The recent arrests of three caregivers accused of stealing from their elderly patients in Beaufort County could become a trend as more seniors decide to be cared for at home, experts say.
But vulnerable patients and their families can avoid becoming victims by taking a few simple steps before hiring in-home caregivers, according to advocates for seniors and law enforcement officials.
Background checks, calling references and securing valuables could go a long way in preventing more caregiver thefts from hitting Beaufort County, they say. In March, three people who were hired to provide support and services to seniors were charged with taking advantage of them instead.
Two were unlicensed caregivers who worked in the Beaufort homes of elderly people. City of Beaufort police say Priscilla Jenkins and Tonia Gonsalves took money and exploited their vulnerable clients, a felony.
Claire Glasson of the Lowcountry Council of Government's Area Agency on Aging said her office is monitoring the increase of older adults choosing to "age in place" -- and some of the problems that came come with it.
"They're doing it for a number of reasons, including because they're more comfortable in their own home," she said. "Some assisted-living facilities are also very expensive."
Glasson said she is receiving a growing number of calls for advice on how to make sure nurses, home health aides or self-employed caregivers are trustworthy.
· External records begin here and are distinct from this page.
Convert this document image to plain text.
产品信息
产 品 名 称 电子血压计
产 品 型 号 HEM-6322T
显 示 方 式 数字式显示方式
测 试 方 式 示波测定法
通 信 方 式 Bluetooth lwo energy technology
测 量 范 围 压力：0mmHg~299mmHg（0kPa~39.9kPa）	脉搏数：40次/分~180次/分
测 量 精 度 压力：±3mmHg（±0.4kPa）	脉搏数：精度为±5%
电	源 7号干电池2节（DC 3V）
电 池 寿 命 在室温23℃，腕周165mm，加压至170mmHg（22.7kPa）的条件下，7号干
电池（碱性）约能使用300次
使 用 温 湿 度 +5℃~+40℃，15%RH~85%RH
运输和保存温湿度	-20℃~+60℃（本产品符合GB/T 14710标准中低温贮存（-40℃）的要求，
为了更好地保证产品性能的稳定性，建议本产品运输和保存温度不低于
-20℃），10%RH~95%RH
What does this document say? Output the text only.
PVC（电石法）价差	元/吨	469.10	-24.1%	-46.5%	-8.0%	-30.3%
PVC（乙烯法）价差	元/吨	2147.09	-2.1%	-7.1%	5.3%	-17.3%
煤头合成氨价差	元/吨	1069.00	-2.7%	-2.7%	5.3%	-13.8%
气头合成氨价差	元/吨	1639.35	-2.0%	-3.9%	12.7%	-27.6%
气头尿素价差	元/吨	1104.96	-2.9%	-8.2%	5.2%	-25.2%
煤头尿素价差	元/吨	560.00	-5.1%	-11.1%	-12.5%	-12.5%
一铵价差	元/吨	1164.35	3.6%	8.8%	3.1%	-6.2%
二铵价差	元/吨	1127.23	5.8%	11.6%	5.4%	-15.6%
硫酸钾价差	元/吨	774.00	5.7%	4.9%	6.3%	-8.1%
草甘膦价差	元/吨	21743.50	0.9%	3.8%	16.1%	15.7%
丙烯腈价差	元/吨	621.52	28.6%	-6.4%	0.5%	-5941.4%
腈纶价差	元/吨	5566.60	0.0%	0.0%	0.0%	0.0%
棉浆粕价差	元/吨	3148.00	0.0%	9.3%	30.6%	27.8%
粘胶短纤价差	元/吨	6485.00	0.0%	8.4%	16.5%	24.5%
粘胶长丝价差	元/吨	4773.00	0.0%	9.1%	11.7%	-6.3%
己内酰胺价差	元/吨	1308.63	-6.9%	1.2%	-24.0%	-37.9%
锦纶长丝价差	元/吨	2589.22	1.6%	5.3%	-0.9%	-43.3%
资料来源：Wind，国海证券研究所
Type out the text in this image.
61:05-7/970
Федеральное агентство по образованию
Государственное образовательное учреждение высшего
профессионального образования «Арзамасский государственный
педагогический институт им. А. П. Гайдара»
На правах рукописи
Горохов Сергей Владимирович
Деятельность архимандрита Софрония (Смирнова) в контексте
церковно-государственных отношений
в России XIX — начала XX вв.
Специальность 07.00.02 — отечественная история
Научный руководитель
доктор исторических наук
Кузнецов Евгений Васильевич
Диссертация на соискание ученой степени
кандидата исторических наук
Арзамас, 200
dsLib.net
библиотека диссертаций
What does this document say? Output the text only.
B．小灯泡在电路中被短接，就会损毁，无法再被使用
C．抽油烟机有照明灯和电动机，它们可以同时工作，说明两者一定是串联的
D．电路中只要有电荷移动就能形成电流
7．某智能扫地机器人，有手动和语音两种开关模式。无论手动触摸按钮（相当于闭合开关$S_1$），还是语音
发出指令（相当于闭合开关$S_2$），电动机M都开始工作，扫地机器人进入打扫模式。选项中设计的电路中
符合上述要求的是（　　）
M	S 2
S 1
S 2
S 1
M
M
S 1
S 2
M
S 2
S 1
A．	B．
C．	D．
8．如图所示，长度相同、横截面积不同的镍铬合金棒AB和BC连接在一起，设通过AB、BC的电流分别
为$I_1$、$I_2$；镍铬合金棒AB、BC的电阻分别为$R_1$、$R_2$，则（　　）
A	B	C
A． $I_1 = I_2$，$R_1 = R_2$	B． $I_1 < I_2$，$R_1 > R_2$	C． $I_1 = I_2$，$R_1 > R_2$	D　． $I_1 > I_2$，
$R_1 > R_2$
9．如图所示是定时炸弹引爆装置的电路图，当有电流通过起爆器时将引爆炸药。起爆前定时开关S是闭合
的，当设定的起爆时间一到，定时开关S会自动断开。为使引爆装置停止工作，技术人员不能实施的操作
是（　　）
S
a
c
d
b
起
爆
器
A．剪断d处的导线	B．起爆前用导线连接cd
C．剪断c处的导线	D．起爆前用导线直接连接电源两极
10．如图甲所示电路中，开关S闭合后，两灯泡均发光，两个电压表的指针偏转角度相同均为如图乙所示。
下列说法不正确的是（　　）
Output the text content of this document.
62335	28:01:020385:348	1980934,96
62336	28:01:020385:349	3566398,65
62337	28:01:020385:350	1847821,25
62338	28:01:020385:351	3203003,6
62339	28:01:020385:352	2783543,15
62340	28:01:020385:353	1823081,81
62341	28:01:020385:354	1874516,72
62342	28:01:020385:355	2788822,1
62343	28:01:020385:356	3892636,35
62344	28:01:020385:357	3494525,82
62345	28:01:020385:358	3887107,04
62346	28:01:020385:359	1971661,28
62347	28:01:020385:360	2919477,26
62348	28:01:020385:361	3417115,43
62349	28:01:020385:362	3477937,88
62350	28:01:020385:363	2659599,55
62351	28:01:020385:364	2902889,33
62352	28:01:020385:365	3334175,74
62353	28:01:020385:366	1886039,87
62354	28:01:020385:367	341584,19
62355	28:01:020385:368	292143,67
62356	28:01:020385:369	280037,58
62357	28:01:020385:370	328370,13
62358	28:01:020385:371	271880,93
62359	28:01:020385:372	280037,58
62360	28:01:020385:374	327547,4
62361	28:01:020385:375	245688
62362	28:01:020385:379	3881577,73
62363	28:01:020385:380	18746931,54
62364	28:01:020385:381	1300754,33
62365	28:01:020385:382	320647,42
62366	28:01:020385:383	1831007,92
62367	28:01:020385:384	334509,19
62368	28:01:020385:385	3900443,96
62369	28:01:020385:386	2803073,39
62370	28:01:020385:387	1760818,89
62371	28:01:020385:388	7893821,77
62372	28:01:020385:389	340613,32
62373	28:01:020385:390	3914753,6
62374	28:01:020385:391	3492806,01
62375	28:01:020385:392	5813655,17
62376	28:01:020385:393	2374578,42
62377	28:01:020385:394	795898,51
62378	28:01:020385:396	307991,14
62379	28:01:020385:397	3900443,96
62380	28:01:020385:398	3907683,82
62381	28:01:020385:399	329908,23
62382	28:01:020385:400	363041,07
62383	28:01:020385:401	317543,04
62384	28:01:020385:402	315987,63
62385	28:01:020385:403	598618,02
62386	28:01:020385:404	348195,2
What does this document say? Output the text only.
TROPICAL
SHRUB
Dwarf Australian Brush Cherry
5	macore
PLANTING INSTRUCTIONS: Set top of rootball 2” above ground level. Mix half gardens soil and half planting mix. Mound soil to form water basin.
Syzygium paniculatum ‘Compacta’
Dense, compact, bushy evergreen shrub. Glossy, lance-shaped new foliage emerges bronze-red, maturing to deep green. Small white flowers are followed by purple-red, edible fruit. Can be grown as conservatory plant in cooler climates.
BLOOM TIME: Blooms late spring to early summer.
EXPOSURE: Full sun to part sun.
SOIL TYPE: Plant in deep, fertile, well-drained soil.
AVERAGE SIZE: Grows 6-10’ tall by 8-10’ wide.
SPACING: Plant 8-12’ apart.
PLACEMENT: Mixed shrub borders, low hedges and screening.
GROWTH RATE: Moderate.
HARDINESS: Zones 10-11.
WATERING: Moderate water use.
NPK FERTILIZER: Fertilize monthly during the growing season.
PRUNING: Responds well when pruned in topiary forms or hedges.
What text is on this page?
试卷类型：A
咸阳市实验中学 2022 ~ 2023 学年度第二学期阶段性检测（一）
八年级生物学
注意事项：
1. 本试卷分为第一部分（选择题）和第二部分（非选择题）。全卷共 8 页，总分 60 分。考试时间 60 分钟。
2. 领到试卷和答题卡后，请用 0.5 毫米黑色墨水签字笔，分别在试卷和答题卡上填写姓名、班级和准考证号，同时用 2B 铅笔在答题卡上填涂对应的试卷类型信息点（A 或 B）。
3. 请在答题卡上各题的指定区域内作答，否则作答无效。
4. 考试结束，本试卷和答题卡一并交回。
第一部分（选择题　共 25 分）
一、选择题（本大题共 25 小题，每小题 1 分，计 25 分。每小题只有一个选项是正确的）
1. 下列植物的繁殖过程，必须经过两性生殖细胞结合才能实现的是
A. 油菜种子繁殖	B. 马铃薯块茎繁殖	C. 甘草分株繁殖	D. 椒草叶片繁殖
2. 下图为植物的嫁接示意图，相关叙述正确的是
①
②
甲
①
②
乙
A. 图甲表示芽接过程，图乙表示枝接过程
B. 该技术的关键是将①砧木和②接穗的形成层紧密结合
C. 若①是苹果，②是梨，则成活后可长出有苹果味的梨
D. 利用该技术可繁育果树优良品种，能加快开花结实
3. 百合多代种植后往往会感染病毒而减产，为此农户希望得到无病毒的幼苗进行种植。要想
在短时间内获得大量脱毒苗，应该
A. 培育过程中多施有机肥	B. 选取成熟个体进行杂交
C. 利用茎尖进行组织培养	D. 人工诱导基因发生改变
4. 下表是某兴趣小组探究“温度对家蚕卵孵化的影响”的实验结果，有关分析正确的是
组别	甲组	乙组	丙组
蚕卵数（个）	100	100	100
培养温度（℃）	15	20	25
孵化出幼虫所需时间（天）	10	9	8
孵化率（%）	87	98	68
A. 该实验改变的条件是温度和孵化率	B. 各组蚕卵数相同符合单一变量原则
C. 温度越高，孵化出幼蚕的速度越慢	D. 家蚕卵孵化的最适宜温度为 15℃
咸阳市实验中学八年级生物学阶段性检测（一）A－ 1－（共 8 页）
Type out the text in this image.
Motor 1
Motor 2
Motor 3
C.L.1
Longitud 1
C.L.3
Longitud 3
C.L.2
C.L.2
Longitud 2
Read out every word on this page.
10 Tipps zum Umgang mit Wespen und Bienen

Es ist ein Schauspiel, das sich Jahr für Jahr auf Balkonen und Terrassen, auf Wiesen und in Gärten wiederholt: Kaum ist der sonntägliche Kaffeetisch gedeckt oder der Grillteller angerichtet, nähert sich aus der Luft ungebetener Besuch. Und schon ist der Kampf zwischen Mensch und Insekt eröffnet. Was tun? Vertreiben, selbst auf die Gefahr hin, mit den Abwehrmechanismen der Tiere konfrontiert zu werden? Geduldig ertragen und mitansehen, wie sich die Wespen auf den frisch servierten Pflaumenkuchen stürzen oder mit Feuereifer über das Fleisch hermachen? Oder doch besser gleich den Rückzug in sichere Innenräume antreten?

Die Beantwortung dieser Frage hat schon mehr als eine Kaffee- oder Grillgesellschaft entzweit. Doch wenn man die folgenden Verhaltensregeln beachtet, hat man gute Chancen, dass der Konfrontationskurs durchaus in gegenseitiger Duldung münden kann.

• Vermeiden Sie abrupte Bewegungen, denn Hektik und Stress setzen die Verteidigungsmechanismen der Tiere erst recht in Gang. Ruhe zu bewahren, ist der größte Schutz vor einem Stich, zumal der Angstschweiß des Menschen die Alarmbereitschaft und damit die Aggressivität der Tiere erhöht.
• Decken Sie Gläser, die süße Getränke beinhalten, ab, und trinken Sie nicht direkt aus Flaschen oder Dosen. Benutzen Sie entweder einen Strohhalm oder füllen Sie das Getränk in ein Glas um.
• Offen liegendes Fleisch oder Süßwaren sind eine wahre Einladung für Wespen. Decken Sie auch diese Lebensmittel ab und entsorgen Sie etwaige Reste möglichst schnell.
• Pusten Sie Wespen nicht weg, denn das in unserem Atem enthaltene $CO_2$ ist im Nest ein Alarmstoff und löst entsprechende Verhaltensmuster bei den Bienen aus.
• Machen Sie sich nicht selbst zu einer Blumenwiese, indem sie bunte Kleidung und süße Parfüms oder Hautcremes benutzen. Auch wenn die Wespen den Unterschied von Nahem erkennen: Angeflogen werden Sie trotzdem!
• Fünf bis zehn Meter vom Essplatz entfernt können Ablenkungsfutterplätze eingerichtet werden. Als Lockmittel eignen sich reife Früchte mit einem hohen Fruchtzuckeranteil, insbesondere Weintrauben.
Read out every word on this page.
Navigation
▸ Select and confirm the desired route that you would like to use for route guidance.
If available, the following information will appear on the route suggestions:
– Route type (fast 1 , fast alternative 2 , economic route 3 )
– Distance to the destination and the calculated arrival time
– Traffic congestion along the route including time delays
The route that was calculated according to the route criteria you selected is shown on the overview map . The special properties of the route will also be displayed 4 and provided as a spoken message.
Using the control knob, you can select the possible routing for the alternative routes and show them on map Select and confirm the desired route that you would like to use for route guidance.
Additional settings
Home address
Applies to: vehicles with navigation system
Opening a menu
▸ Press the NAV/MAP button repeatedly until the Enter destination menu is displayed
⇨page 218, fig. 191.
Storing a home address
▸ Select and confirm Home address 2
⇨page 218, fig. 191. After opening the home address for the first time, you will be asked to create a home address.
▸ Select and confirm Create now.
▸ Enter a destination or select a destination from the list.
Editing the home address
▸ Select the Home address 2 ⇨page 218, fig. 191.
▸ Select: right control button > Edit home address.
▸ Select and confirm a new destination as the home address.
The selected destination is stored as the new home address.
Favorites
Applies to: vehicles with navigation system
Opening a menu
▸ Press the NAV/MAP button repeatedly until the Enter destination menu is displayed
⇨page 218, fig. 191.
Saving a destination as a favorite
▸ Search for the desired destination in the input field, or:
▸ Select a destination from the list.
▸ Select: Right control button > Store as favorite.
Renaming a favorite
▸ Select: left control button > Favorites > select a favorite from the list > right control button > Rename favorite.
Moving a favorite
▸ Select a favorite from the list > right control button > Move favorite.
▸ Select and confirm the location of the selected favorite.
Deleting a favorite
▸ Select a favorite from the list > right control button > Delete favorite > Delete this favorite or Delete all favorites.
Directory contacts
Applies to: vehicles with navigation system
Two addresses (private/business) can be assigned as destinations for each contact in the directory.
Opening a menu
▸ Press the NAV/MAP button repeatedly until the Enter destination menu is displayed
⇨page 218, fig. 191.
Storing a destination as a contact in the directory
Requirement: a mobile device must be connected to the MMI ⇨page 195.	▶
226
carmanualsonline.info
One possible remedy is to use a home health care or caregiver agency, which typically runs background checks on the caregivers it employs, Glasson said. Those hiring in-home help through an agency should check whether it's licensed, insured and bonded -- which means the client could be compensated if an employee is convicted of theft or property damage.
But such agencies can be expensive, Glasson said. Relatives of elderly people who need care at home should not forgo background checks, references or referrals just because they can't afford to go through an agency, she said.
Officer Hope Able of the Beaufort Police Department said both Jenkins and Gonsalves were self-employed.
Able recommended those seeking in-home caregivers should ask potential employees to provide a background check, available through the S.C. Law Enforcement Division.
A background check would have shown that both Jenkins and Gonsalves had a criminal history of fraud. In fact, at the time of her arrest, Gonsalves was out on bond for November 2012 charges of exploiting a vulnerable adult, accused of stealing from two other patients, according to the Beaufort Police Department.
Glasson said many people also wonder about the best way to pay caregivers and worry about giving them access to their checks or account numbers. While she said there is no best way to pay a caregiver, she recommended securing valuables, important documents, credit cards and cash when the aide is at the home.
In early March, medical technician Shamika Smart was accused of stealing credit cards from an 80-year-old Hilton Head Island hospice patient. Gonsalves is also accused of stealing credit cards while Jenkins is charged with paying herself more than she was supposed to earn through methods that are still under investigation, according to Beaufort police.Glasson said relatives of homebound seniors should help review financial statements and other records to make sure they aren't being taken advantage of.
Gonsalves, who is accused of defrauding two patients she cared for, was caught after watchful family members alerted police to suspicious transactions.